The British contingent to the United Nations mission in Mali (MINUSMA) have been operational now for eight months.
In that time, the 250-strong Task Group have been busy disrupting insurgent activity across the open eastern Malian plains, whilst reassuring the local population, and crucially enabling humanitarian relief and assistance to an area ravaged by violent Islamic State-inspired terrorism since before 2015.
This article was written by Robert Clark and Will Meddings.
Robert Clark is a Defence Policy Associate at the Henry Jackson Society. Prior to this he served in the British Army for 13 years, including tours of Iraq and Afghanistan. Will Meddings is the Commanding Officer of the Long Range Reconnaissance group. A British Army officer in the Royal Anglian Regiment, he has experience of operations in Iraq, Afghanistan and across Africa.
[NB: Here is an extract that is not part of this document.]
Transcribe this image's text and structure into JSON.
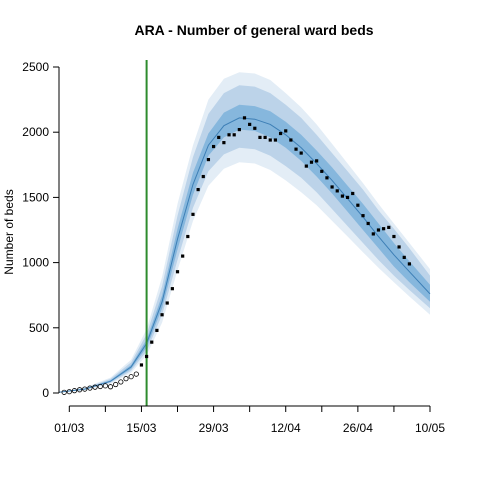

The British soldiers, drawn from 2nd Battalion the Royal Anglian Regiment and the Queen’s Dragoon Guards, form the Long Range Reconnaissance Group (LRRG), pushing out well beyond the areas where other UN troops can patrol. Here, the British conduct intelligence gathering operations and local population reassurance patrols, deep inside what has up until now been enemy controlled territory.
As part of enabling the humanitarian assistance to the region, the Task Group have recently been involved in facilitating a special UN Human Rights team, investigating suspected war crimes.
On 8 August, between 50-100 Islamic State in the Greater Sahel (ISGS) fighters rode into four villages around Outtagouna, close to the Niger and Burkina Faso borders in the south east of the country. Here, the Islamist fighters cordoned off the villages, and began ruthlessly murdering any males over the age of 15. In all, 57 were reported killed, and a dozen more wounded.
As reports of the killings came through, the British launched Operation MAKARA 2. Fortunately, the Task Group were due to patrol the same area, located approximately 150km south of their base in Gao. Launching a day earlier than planned, the 250 British soldiers accelerated the deployment of their specially designed off-road desert vehicles and arrived less than 36 hours after the attacks.
The LRRG stayed on-site for three weeks; they are the only nation who stay out on the ground for longer than a week. During this time, the troops were involved in carefully collecting eye-witness accounts from the local population and physical evidence left by the attackers, as well as providing security. In addition, they hosted an eight person UN Human Rights investigation team, who flew out several days later to conducted crime scene investigation and interview local Malians.
Due to their rapid advance to the area and their presence in the affected villages for several weeks, they were able to provide critical information to support the UN investigation. Its final report will be presented to the UN Security Council and help bring the perpetrators to justice. Furthermore, due to the continued security they provided, they also hosted a field mission from the Civilian Affairs Division, allowing MINUSMA’s community liaison officers to access villages in the area not visited for several years.
Following the return of the investigation team, the Task Group continued patrolling the area at night, deterring any further ISGS activity. Demonstrating the range of capabilities for which the British were originally requested by the UN commander in Mali, the LRRG used their unarmed Intelligence, Surveillance, and Reconnaissance (ISR) drones, conducting missions over the towns to identify and prevent further violence.
This light footprint approach, of a British Task Group numbering only 250 personnel, is a perfect demonstration of the tactical, operational, and even strategic level effects which the modern British Army can achieve. Deploying into a contested security environment, a small but professional force can deliver a broad range of highly effective operational missions.
Operation MAKARA 2 has highlighted the determination, versatility and wide range of capabilities the British Army have deployed to southern Mali. It has also demonstrated that a conventionally-deployed Task Group can provide the security needed for indigenous troops to counter insurgents, whilst securing the local population, and ultimately bringing to justice to those who seek to threaten innocent civilians.